資源・素材2019(京都)

講演情報(2019年8月9日付 確定版)

企画講演

休廃止鉱山のグリーン・レメディエーションに関する研究動向

2019年9月24日(火) 13:00 〜 17:00 第8会場 (C3 1階 講義室1(b1N01))
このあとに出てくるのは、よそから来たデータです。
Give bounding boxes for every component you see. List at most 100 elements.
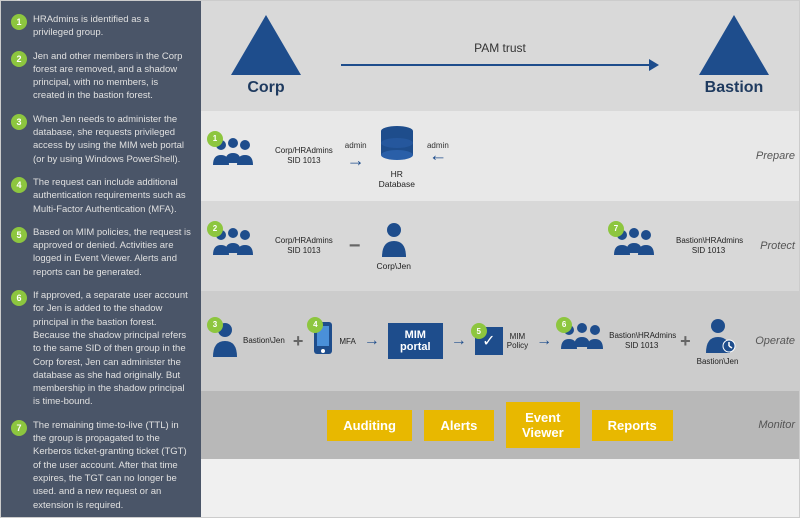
auditing-button[interactable]: Auditing: [327, 410, 412, 441]
plus-sign2: +: [680, 331, 691, 352]
monitor-content: Auditing Alerts Event Viewer Reports Mon…: [201, 391, 799, 459]
step-3-number: 3: [11, 114, 27, 130]
pam-trust-text: PAM trust: [474, 41, 526, 55]
bastion-hradmins-label: Bastion\HRAdminsSID 1013: [676, 236, 741, 257]
corp-container: Corp: [231, 15, 301, 97]
sections-container: 1 Corp/HRAd: [201, 111, 799, 517]
bastion-jen-label2: Bastion\Jen: [697, 357, 739, 366]
bastion-hradmins-operate-label: Bastion\HRAdminsSID 1013: [609, 331, 674, 352]
operate-arrow3: →: [536, 332, 552, 350]
corp-jen-icon: [380, 221, 408, 259]
arrow-shaft: [341, 64, 649, 66]
corp-jen-label: Corp\Jen: [376, 261, 411, 271]
step-5-item: 5 Based on MIM policies, the request is …: [11, 226, 191, 279]
pam-trust-arrow: PAM trust: [341, 41, 659, 71]
right-panel: Corp PAM trust Bastion: [201, 1, 799, 517]
step-1-item: 1 HRAdmins is identified as a privileged…: [11, 13, 191, 40]
step-3-item: 3 When Jen needs to administer the datab…: [11, 113, 191, 166]
prepare-section: 1 Corp/HRAd: [201, 111, 799, 201]
prepare-content: 1 Corp/HRAd: [201, 111, 799, 200]
bastion-label: Bastion: [705, 79, 764, 97]
admin-left-label: admin: [345, 141, 367, 150]
step5-badge: 5: [471, 323, 487, 339]
corp-triangle: [231, 15, 301, 75]
step6-badge-container: 6: [560, 321, 605, 362]
step6-badge: 6: [556, 317, 572, 333]
step-4-item: 4 The request can include additional aut…: [11, 176, 191, 216]
step-2-text: Jen and other members in the Corp forest…: [33, 50, 191, 103]
arrow-head: [649, 59, 659, 71]
step3-badge-container: 3: [211, 321, 239, 362]
mim-policy-label: MIMPolicy: [507, 332, 528, 350]
operate-arrow2: →: [451, 332, 467, 350]
admin-right-label: admin: [427, 141, 449, 150]
operate-arrow1: →: [364, 332, 380, 350]
step4-badge-container: 4: [311, 321, 335, 362]
step3-badge: 3: [207, 317, 223, 333]
operate-row: 3 Bastion\Jen + 4: [201, 291, 799, 391]
step2-badge: 2: [207, 221, 223, 237]
event-viewer-button[interactable]: Event Viewer: [506, 402, 580, 448]
alerts-button[interactable]: Alerts: [424, 410, 494, 441]
left-arrow: →: [429, 150, 447, 171]
operate-label: Operate: [755, 335, 795, 347]
bastion-container: Bastion: [699, 15, 769, 97]
step-7-number: 7: [11, 420, 27, 436]
monitor-section: Auditing Alerts Event Viewer Reports: [201, 391, 799, 459]
step-2-item: 2 Jen and other members in the Corp fore…: [11, 50, 191, 103]
admin-arrow-left: admin →: [345, 141, 367, 171]
minus-sign: −: [349, 235, 361, 258]
step-4-number: 4: [11, 177, 27, 193]
protect-content: 2 Corp/HRAdminsSID 1013: [201, 201, 799, 290]
step7-badge: 7: [608, 221, 624, 237]
bastion-jen-label1: Bastion\Jen: [243, 336, 285, 346]
admin-arrow-right: admin →: [427, 141, 449, 171]
corp-label: Corp: [247, 79, 284, 97]
operate-section: 3 Bastion\Jen + 4: [201, 291, 799, 391]
protect-label: Protect: [760, 240, 795, 252]
bastion-hradmins-badge-container: 7: [612, 225, 662, 268]
step-6-item: 6 If approved, a separate user account f…: [11, 289, 191, 409]
step-1-number: 1: [11, 14, 27, 30]
protect-row: 2 Corp/HRAdminsSID 1013: [201, 201, 799, 291]
hr-database-figure: HRDatabase: [379, 123, 415, 189]
step-7-item: 7 The remaining time-to-live (TTL) in th…: [11, 419, 191, 512]
bastion-jen-figure2: Bastion\Jen: [697, 317, 739, 366]
mfa-label: MFA: [339, 337, 355, 346]
step-5-number: 5: [11, 227, 27, 243]
corp-hradmins-protect-label: Corp/HRAdminsSID 1013: [275, 236, 333, 257]
step-6-number: 6: [11, 290, 27, 306]
operate-content: 3 Bastion\Jen + 4: [201, 291, 799, 390]
left-panel: 1 HRAdmins is identified as a privileged…: [1, 1, 201, 517]
prepare-label: Prepare: [756, 150, 795, 162]
step-4-text: The request can include additional authe…: [33, 176, 191, 216]
prepare-row: 1 Corp/HRAd: [201, 111, 799, 201]
step4-badge: 4: [307, 317, 323, 333]
mim-portal-box: MIMportal: [388, 323, 443, 359]
corp-hradmins-label: Corp/HRAdminsSID 1013: [275, 146, 333, 167]
step-1-text: HRAdmins is identified as a privileged g…: [33, 13, 191, 40]
step5-badge-container: 5 ✓: [475, 327, 503, 355]
mim-portal-container: MIMportal: [388, 323, 443, 359]
bastion-jen-clock-container: [704, 317, 732, 355]
step1-badge: 1: [207, 131, 223, 147]
pam-trust-section: Corp PAM trust Bastion: [201, 1, 799, 111]
step-5-text: Based on MIM policies, the request is ap…: [33, 226, 191, 279]
hr-database-label: HRDatabase: [379, 169, 415, 189]
clock-icon: [722, 339, 736, 353]
monitor-label: Monitor: [758, 419, 795, 431]
bastion-triangle: [699, 15, 769, 75]
step-6-text: If approved, a separate user account for…: [33, 289, 191, 409]
reports-button[interactable]: Reports: [592, 410, 673, 441]
right-arrow: →: [347, 150, 365, 171]
hr-database-icon: [379, 123, 415, 167]
step2-badge-container: 2: [211, 225, 261, 268]
step-2-number: 2: [11, 51, 27, 67]
plus-sign1: +: [293, 331, 304, 352]
step-7-text: The remaining time-to-live (TTL) in the …: [33, 419, 191, 512]
main-container: 1 HRAdmins is identified as a privileged…: [0, 0, 800, 518]
step1-badge-container: 1: [211, 135, 261, 178]
protect-section: 2 Corp/HRAdminsSID 1013: [201, 201, 799, 291]
arrow-line: [341, 59, 659, 71]
monitor-row: Auditing Alerts Event Viewer Reports Mon…: [201, 391, 799, 459]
司会:宮田 直幸(秋田県立大学)、五十嵐 敏文(北海道大学)

15:30 〜 15:45

[1K0801-14-09] 鉱山跡地において、内生菌が関与するススキの有害金属耐性機構の解明

○春間 俊克1、山路 恵子2、卢 星燕2、土山 紘平2 (1. 日本原子力研究開発機構・原子力科学研究部門、2. 筑波大学・生命環境)

キーワード:ススキ、内生菌、金属耐性

ススキは生態遷移初期に優占し、日本の複数の鉱山跡地に自生するため、鉱山跡地の緑化に有用であると考えられる。ススキは生息する土壌環境によって、高濃度のAlやZnを根に蓄積していたため、AlやZn耐性を有すると考えられた。近年、植物の根に生育する内生菌が植物の有害金属耐性を増強することが確認されている。本研究では鉱山跡地に自生するススキを対象としてススキ-内生菌相互作用によるAlおよびZn耐性機構を解明し、緑化への有用性を考察する。A鉱山跡地のススキは根に高濃度のAlを蓄積していた。根からは高いAl解毒物質産生能を示す内生菌Chaetomium cupreumが分離され、Al解毒物質としてオースポレインを産生することが明らかとなった。ススキにC. cupreumを接種したところ、生長促進や菌糸へのAl蓄積およびオースポレインの産生によるAl耐性の増強が確認されたため、内生菌がススキの鉱山跡地への定着を促進する可能性が示唆された。B鉱山跡地のススキは根皮に高濃度のZnを蓄積しており、ターンオーバーによるZnの排除機構を有すると推察された。今後、B鉱山のススキに対する内生菌の機能を解明する。